Beeindruckt sehe ich dem Treiben zu und denke an den ungezogenen Haushund meiner Kindheit, der nicht mal auf Zuruf zu uns kam. "So einen Hütehund auszubilden, dauert. Prinz habe ich drei Jahre lang selbst erzogen. Er ist ein Arbeitshund, kein Kuscheltier, das heißt, man sollte ihn nicht zu viel loben oder verhätscheln", erklärt mir der Profi. Obwohl wir langsam unterwegs sind, bin ich ziemlich aus der Puste. Wir bleiben stehen und schauen den Schafen zu, wie sie den Hang hinaufgrasen. Ein roter Milan kreist über uns, Schmetterlinge fliegen von Blume zu Blume. "Wir machen hier mit den Tieren Landschaftspflege und sind Teil des Naturschutzes. Die Schafe halten die Vegetation in Schach und beugen der Verbuschung vor", erklärt mir Frank. Nur weil die Schafe regelmäßig über die Hänge ziehen, kann der typische Trockenrasen des Naturparks Altmühltal mit seiner einzigartigen Flora und Fauna erhalten werden. Dafür bekommt die Schäferei Geld pro Hektar aus verschiedenen öffentlichen Töpfen.

Inzwischen sind die Schafe auf knapp zwei Meter an uns herangekommen. Ich sitze im Gras und spüre ihre Wärme. Wie ein riesiger Heizkörper schieben sie die Wärme vor sich her. Im Winter hält sich deshalb ein schlauer Schäfer immer so nah wie möglich an der Herde auf, erklärt mir Frank.
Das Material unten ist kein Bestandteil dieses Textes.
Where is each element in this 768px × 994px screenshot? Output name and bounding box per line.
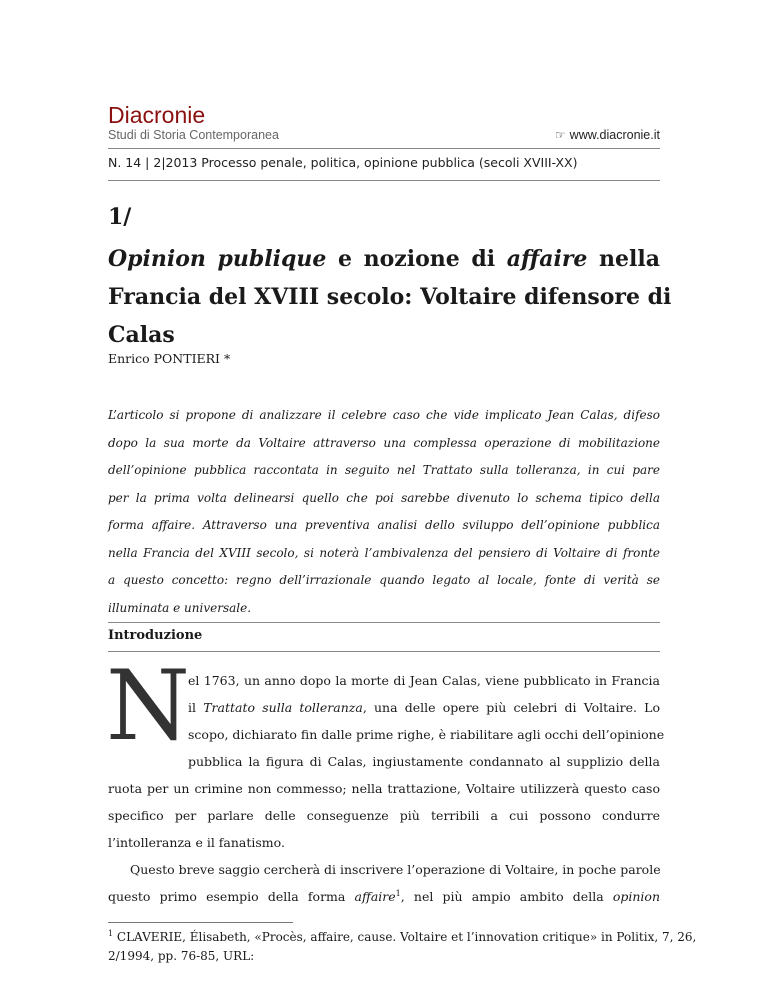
journal-subtitle: Studi di Storia Contemporanea [108,128,279,142]
section-heading: Introduzione [108,628,203,643]
abstract: L’articolo si propone di analizzare il celebre caso che vide implicato Jean Calas, difeso dopo la sua morte da Voltaire attraverso una complessa operazione di mobilitazione dell’opinione pubblica raccontata in seguito nel Trattato sulla tolleranza, in cui pare per la prima volta delinearsi quello che poi sarebbe divenuto lo schema tipico della forma affaire. Attraverso una preventiva analisi dello sviluppo dell’opinione pubblica nella Francia del XVIII secolo, si noterà l’ambivalenza del pensiero di Voltaire di fronte a questo concetto: regno dell’irrazionale quando legato al locale, fonte di verità se illuminata e universale. [108,408,660,615]
section-rule-top [108,622,660,623]
drop-cap: N [106,650,190,762]
footnote-1: $^1$ CLAVERIE, Élisabeth, «Procès, affaire, cause. Voltaire et l’innovation critique» in Politix, 7, 26, 2/1994, pp. 76-85, URL: [108,929,697,963]
title-term-opinion: Opinion publique [108,246,327,272]
article-number: 1/ [108,204,132,230]
footnote-rule [108,922,293,923]
body-paragraph-2: Questo breve saggio cercherà di inscrivere l’operazione di Voltaire, in poche parole questo primo esempio della forma affaire$^1$, nel più ampio ambito della opinion [108,862,661,904]
issue-line: N. 14 | 2|2013 Processo penale, politica, opinione pubblica (secoli XVIII-XX) [108,155,578,170]
author: Enrico PONTIERI * [108,351,231,366]
issue-rule [108,180,660,181]
body-paragraph-1: el 1763, un anno dopo la morte di Jean Calas, viene pubblicato in Francia il Trattato sulla tolleranza, una delle opere più celebri di Voltaire. Lo scopo, dichiarato fin dalle prime righe, è riabilitare agli occhi dell’opinione pubblica la figura di Calas, ingiustamente condannato al supplizio della ruota per un crimine non commesso; nella trattazione, Voltaire utilizzerà questo caso specifico per parlare delle conseguenze più terribili a cui possono condurre l’intolleranza e il fanatismo. [108,673,665,850]
pointing-hand-icon: ☞ [554,128,566,142]
journal-brand: Diacronie [108,102,206,128]
article-title: Opinion publique e nozione di affaire nella Francia del XVIII secolo: Voltaire difensore di Calas [108,246,672,348]
title-term-affaire: affaire [506,246,588,272]
header-rule [108,148,660,149]
section-rule-bottom [108,651,660,652]
footnote-ref[interactable]: 1 [395,888,401,898]
website-link[interactable] [555,128,660,142]
website-url: www.diacronie.it [569,128,660,142]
Wir wollen noch etwas weiter bis zu unserem Mittagsplatz im Schatten einiger Kiefern. Die Schafe bestimmen das Tempo. Der Schäfer bremst mich etwas. "Immer langsam, die Hälfte der Tiere sind trächtige Mutterschafe, die soll man nicht hetzen. " Bremsen braucht man die Schafe allerdings auch nicht. Sie sind jetzt vollgefressen und müde von der Hitze. Manche bleiben bereits stehen und hören auf zu fressen. Man hört sie hecheln. Genau wie Hunde können auch Schafe und Ziegen nicht schwitzen. Sie müssen also über die Zunge Wärme abbauen.

Ich bin ebenfalls etwas geschafft. Um 14.30 Uhr kommen wir endlich auf einer Anhöhe an unserem Mittagsplatz an. Die Schafe sammeln sich langsam im Schatten und auch wir setzen uns ins Gras und machen Pause. Frank packt seine Brotzeit aus: eine Semmel mit Wurst und ein Radler. Nicht gerade ein großes Mahl nach der anstrengenden Arbeit. Dafür werden wir mit einer einzigartigen Aussicht über Obereichstätt hinab ins Tal und 500 Schafe belohnt.

Nach einer halben Stunde ist Ruhe in die Herde eingekehrt. Einige Schafe liegen im Gras, die Herde hat sich mit den Köpfen nach innen gedreht, die Tiere käuen wieder. Jetzt könnte man ein Mittagsschläfchen halten, aber für mich ist der viel zu kurze Ferienjob beim Schäfer leider schon vorbei. Johannes Eichhorn holt mich um 15.30 Uhr mit dem Geländewagen ab.

Frank wird, wenn die Tiere mit dem Wiederkäuen fertig sind, noch ein paar Hufe ausschneiden und dann weiterziehen in Richtung Tränke. Wenn er dann am Abend gegen 19 oder 20 Uhr den Weideplatz erreicht, geht wieder ein langer Arbeitstag im Leben des Schäfers zu Ende.